|What will tonight’s PEVS board meeting reveal?|
|Tuesday, May 20, 2014 8:56 AM|
By JOE SHOUSE • Progress Staff Writer
PAULDING – With the Don Schnepp memorial rock temporarily removed and a community becoming more divided, most are now waiting for what might occur at the Paulding Exempted Village School board meeting scheduled for Tuesday evening, May 20 at 7 p.m.
At the April board meeting, Barry Vance approached the board and made accusations that Schnepp, a junior high teacher, had molested him when he was in the eighth grade. Vance also commented that others had been attacked and encouraged them to come forward.
In recent weeks, a second victim has come forward and is on the agenda to speak at the May 20 school board meeting. Defiance businessman David Kinkade, who also was a student under the teaching of Schnepp, says that he, too, was attacked while in the eighth grade.
An online petition calling for removal of the rock and form new policy regarding teacher-student relationships has been on social media since the April meeting. The petition is no longer open for signatures, but will be presented to the school at the May meeting. At last report, the petition totaled 579 names in support.
School officials had the memorial rock taken from the site on May 10, but indicated that the move may only be temporary.
In the meantime, school superintendent Bill Hanak released a statement early last week that read:
“The board and current administration want to make clear to our school community and members of the public that any reports by students or staff of present harassment or alleged abuse are taken seriously and are investigated in accordance with law and board policy. School officials absolutely do not ignore such matters.
“It is important to understand that the allegations being made by Mr. Vance and concern over events that occurred decades ago in which the current board, school officials and staff had no involvement and in which they have no knowledge of. The district is not able to conduct a meaningful investigation of the truth or falsity of the allegations, as the persons who supposedly had knowledge are no longer employed by the district, and the alleged perpetrator is deceased and cannot be questioned or speak in his own defense.

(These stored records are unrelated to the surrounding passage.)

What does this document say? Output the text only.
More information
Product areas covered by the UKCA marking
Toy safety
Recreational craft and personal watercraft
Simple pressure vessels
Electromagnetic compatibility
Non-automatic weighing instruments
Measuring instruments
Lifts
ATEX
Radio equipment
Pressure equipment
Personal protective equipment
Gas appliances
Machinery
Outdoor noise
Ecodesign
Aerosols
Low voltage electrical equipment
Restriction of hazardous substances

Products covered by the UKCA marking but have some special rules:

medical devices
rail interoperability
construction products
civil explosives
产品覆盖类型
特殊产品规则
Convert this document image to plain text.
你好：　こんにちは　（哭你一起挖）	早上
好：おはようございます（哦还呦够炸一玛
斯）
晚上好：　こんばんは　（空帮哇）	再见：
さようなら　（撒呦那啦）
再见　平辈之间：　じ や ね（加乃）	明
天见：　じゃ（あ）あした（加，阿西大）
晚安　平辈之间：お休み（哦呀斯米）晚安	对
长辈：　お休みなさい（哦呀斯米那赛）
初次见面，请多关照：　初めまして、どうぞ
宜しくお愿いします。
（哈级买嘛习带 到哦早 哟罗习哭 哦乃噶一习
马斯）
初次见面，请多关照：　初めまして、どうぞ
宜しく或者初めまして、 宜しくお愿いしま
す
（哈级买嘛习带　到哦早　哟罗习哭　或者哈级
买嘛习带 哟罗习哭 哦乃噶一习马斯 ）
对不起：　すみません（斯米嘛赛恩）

“The complaining parties graduated many years ago, so there is no action the board could take now that could alter their educational experience. The board is at a loss to understand why this matter is being raised with the board at all, rather than with law enforcement.
“Again, we want to assure our school community and the public that the safety and best interests of our students are of paramount importance to us and we would never knowingly fail to address a complaint of current harassment or abuse in the school setting.”